Udara pagi berhembus pelan menerpa pipiku. Aku tertidur dikursi goyangku. Kepalaku terasa begitu berat, aku masih tidak bisa menerima kenyataan penghianatan Toma. Setelah berpikir semalaman, aku memutuskan untuk bertemu dengan Toma hari ini.
Meja belajarku kosong tidak berisi, biasanya selalu ada tea hangat disana. Aku masuk kedalam kamar mandi dan membiarkan dinginnya air pagi mulai membasahi tubuhku. Pikiranku hanya dipenuhi kenyataan dimana Toma telah menghianatiku.

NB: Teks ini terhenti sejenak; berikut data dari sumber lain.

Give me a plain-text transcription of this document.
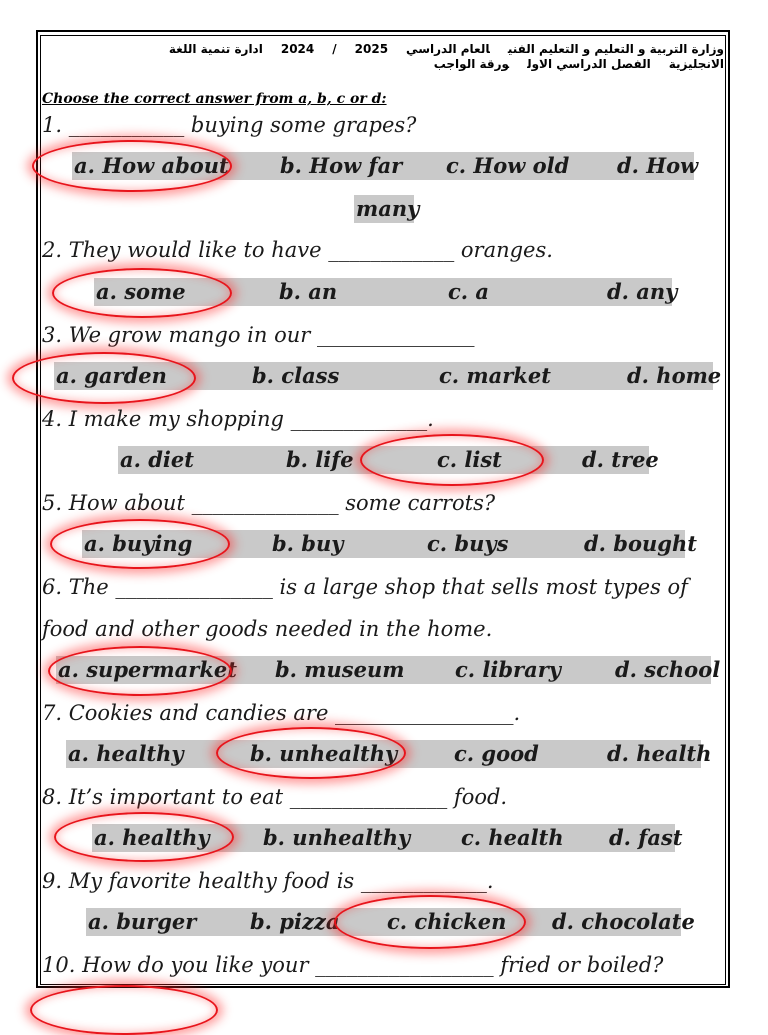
وزارة التربية و التعليم و التعليم الفنيالعام الدراسي2024 / 2025ادارة تنمية اللغة
الانجليزيةالفصل الدراسي الاولورقة الواجب
Choose the correct answer from a, b, c or d:
1. ___________ buying some grapes?
a. How about b. How far c. How old d. How
many
2. They would like to have ____________ oranges.
a. some	b. an	c. a	d. any
3. We grow mango in our _______________
a. garden	b. class	c. market	d. home
4. I make my shopping _____________.
a. diet	b. life	c. list	d. tree
5. How about ______________ some carrots?
a. buying	b. buy	c. buys	d. bought
6. The _______________ is a large shop that sells most types of
food and other goods needed in the home.
a. supermarket b. museum c. library	d. school
7. Cookies and candies are _________________.
a. healthy	b. unhealthy	c. good	d. health
8. It’s important to eat _______________ food.
a. healthy	b. unhealthy c. health d. fast
9. My favorite healthy food is ____________.
a. burger	b. pizza c. chicken d. chocolate
10. How do you like your _________________ fried or boiled?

Setiap kali aku membayangkan penghianatan Toma, setiap saat itu juga kebaikan Toma padaku terlintas. Dia yang menjadi salah satu temanku sejak malam pertama kami bertemu, dia yang mengajariku banyak hal, dia jugalah yang telah membantuku lolos dari jeratan hokum pembunuhan Fabo. Sungguh aku begitu menikmatinya, membunuh Fabo membuatku begitu bahagia, dan pada saat bersamaan, aku merasa seperti bukan diriku.
Rumah ini terasa begitu sepi sejak Toma berada ditahanan. Kulewati ruang tamu dan melihat Jean sedang duduk seorang diri disana. Dia sedang melukis sesuatu. Aku tidak memanggilnya dan aku teringat akan perkataan Jean untuk mengunjungi Toma didalam tahanan. Jean tahu tentang menara itu, bahkan dia tahu Toma dikurung disana. Aku juga mulai mempertanyakan bagaimana Monte dan Mikasa bisa berada disana, apakah Monte membawanya kesana, ataukah Toma menculik mereka kesana.
Aku lalu berdeham sedikit dan duduk disalah satu kursi yang berada tidak jauh dari tempat Jean melukis. Dia tidak melihatku, dia begitu fokus pada gambar yang sedang dia buat. Dia pasti masih marah denganku.
“Jean, sedang gambar apa hari ini ?” tanyaku pelan.
“Hm…?”
Jean terlihat tidak ingin diganggu, aku mencondongkan tubuhku untuk mengintip kearah lukisannya. Kuperhatikan gambarnya baik – baik, sekilas tampak seperti wajah seseorang namun dominan gambarnya dihiasi pepohonan. Seseorang didalam hutan. Aku berusaha menebak gambar yang dia buat. Jean tampak risih dan meletakkan kuasnya lalu menoleh kearahku dengan wajah kesalnya.
“Jika kamu tidak sibuk, kenapa tidak mengunjungi Toma ?”
Wajah dan bahasa judesnya membuat hatiku kesal, tetapi aku tidak bisa marah padanya. Aku segera meninggalkannya sebelum dia marah besar padaku. Aku menyusuri taman dan melihat para pelayan yang sedang membersihkannya, kupandangi wajah mereka dan menyadari bahwa hidup mereka sebenarnya begitu menyedihkan.
Mereka merasa begitu beruntung bisa berada disini, dan disisi lain, mereka akan ditumbalkan kapan saja ketika diperlukan. Theo sudah tidak ada, Toma berada didalam kurungan. Dan ayahku, aku bahkan tidak tahu bagaimana menemukannya meskipun aku begitu ingin berbicara langsung padanya.
Rasa rinduku pada Toma tidak dapat kutahankan, setidaknya aku akan mendengarkan perkataannya untuk terakhir kalinya. Kuberanikan diriku untuk membuka pintu akses masuk menara tersebut, tidak terkunci sama sekali. Aku masuk kedalam dan berjalan menuju perpustakaan, tidak ada satu orangpun disana. kuperhatikan perpustakaan tersebut dengan cermat dan kusadari ruangan ini dipenuhi oleh beberapa rak yang berisikan buku bersampul kulit.
Aku berjalan mendekati salah satu rak dengan buku bersampul merah tua dan mengambilnya. Debu tebal menjadi penghias buku tersebut. Buku ini bertuliskan huruf yang tidak kumegerti sama sekali, setelah membalikkan beberapa halaman secara acak, aku meletakkan kembali buku tersebut dan memutuskan untuk menjelajahi menara ini. Kali ini aku tidak merasakan ketakutan apapun, aku akan mencari tahu rahasia keluargaku dan kebenarannya sendiri.